The Nicaraguan contras (was Re: Chavez and Fighting Back History)

Sam Pawlett rsp at SPAMuniserve.com
Wed Aug 2 01:01:37 MDT 2000




"Jose G. Perez" wrote:
>
>     If only it had been so!
>
>     The contras were never "soundly defeated."


Jose, thanks for this excellent post. Much better than most I've read on
Nicaragua in English.

That was what I was told by  FSLN veterans, one contra that I met (who
would only speak to me on condition that we speak english. This guy was
trained *inside* the USA and was even angrier than the FSLAN veterans.
If he had known what he was fighting for, he would never have joined the
contras) and  an
American expat who moved to Nicaragua in August 79 and still lives there
today, so my evidence is anecdotal. The American did some time as an
ambulance driver and  only left the
country for 1 month in '92. This was is 1996 and,boy,  was the country
in rough shape and that is compared to Honduras and El Salvador.
Electricity is rationed in
Managua. There is 50-80% unemployment depending on the area. There is
little fuel for public transport.  Desperate unemployed men in rags
standing on
street corners. Complete and utter demoralization of the public in every
aspect of life. Massive alcoholism. The American said that the only
post-FSLN improvements are the stable currency and low inflation.
Everything else is a disaster especially including the serious public
demoralization. The budget comes from International Aid funds.
Interestingly there were some Bulgarian volunteers still there.

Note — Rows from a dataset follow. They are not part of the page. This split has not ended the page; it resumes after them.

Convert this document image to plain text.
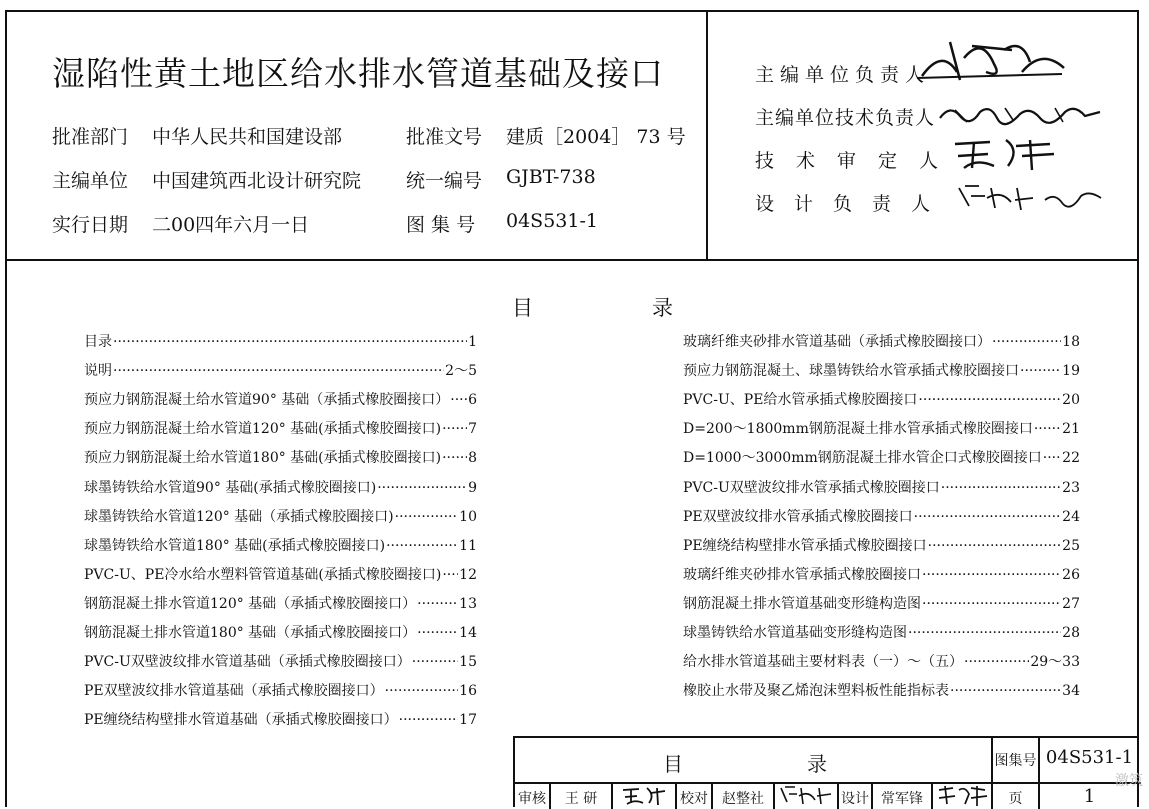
湿陷性黄土地区给水排水管道基础及接口
批准部门 中华人民共和国建设部	批准文号 建质［2004］ 73 号
主编单位 中国建筑西北设计研究院 统一编号 GJBT-738
实行日期 二00四年六月一日	图 集 号 04S531-1
主编单位负责人
主编单位技术负责人
技术审定人
设计负责人
目	录
目录 ·····	1
说明 ·····	2～5
预应力钢筋混凝土给水管道90° 基础（承插式橡胶圈接口） ····· 6
预应力钢筋混凝土给水管道120° 基础(承插式橡胶圈接口) ····· 7
预应力钢筋混凝土给水管道180° 基础(承插式橡胶圈接口) ····· 8
球墨铸铁给水管道90° 基础(承插式橡胶圈接口) ·····	9
球墨铸铁给水管道120° 基础（承插式橡胶圈接口) ·····	10
球墨铸铁给水管道180° 基础(承插式橡胶圈接口) ·····	11
PVC-U、PE冷水给水塑料管管道基础(承插式橡胶圈接口) ····· 12
钢筋混凝土排水管道120° 基础（承插式橡胶圈接口） ·····	13
钢筋混凝土排水管道180° 基础（承插式橡胶圈接口） ·····	14
PVC-U双壁波纹排水管道基础（承插式橡胶圈接口） ·····	15
PE双壁波纹排水管道基础（承插式橡胶圈接口） ·····	16
PE缠绕结构壁排水管道基础（承插式橡胶圈接口） ·····	17
玻璃纤维夹砂排水管道基础（承插式橡胶圈接口） ·····	18
预应力钢筋混凝土、球墨铸铁给水管承插式橡胶圈接口 ·····	19
PVC-U、PE给水管承插式橡胶圈接口 ·····	20
D=200～1800mm钢筋混凝土排水管承插式橡胶圈接口 ····· 21
D=1000～3000mm钢筋混凝土排水管企口式橡胶圈接口 ····· 22
PVC-U双壁波纹排水管承插式橡胶圈接口 ·····	23
PE双壁波纹排水管承插式橡胶圈接口 ·····	24
PE缠绕结构壁排水管承插式橡胶圈接口 ·····	25
玻璃纤维夹砂排水管承插式橡胶圈接口 ·····	26
钢筋混凝土排水管道基础变形缝构造图 ·····	27
球墨铸铁给水管道基础变形缝构造图 ·····	28
给水排水管道基础主要材料表（一）～（五） ·····	29～33
橡胶止水带及聚乙烯泡沫塑料板性能指标表 ·····	34
目	录	图集号 04S531-1
审核	王 研	校对	赵整社	设计 常军锋	页	1
激筑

 My point was just that the Contras were a product of imperialism had no
physical or social base in the country to start off with. The FSLN did
make policy errors but the fault of the war and in turn the serious
economic problems (which are worse today) lies with American
imperialism. I think
this has been amply documented by many writers like William Robinson and
Alejandro Bendana so I won't repeat it. BTW, what do you think of  James
Petras' critique of the FSLN? That they should have gone the Cuban
route? Or was there not enough int'l support?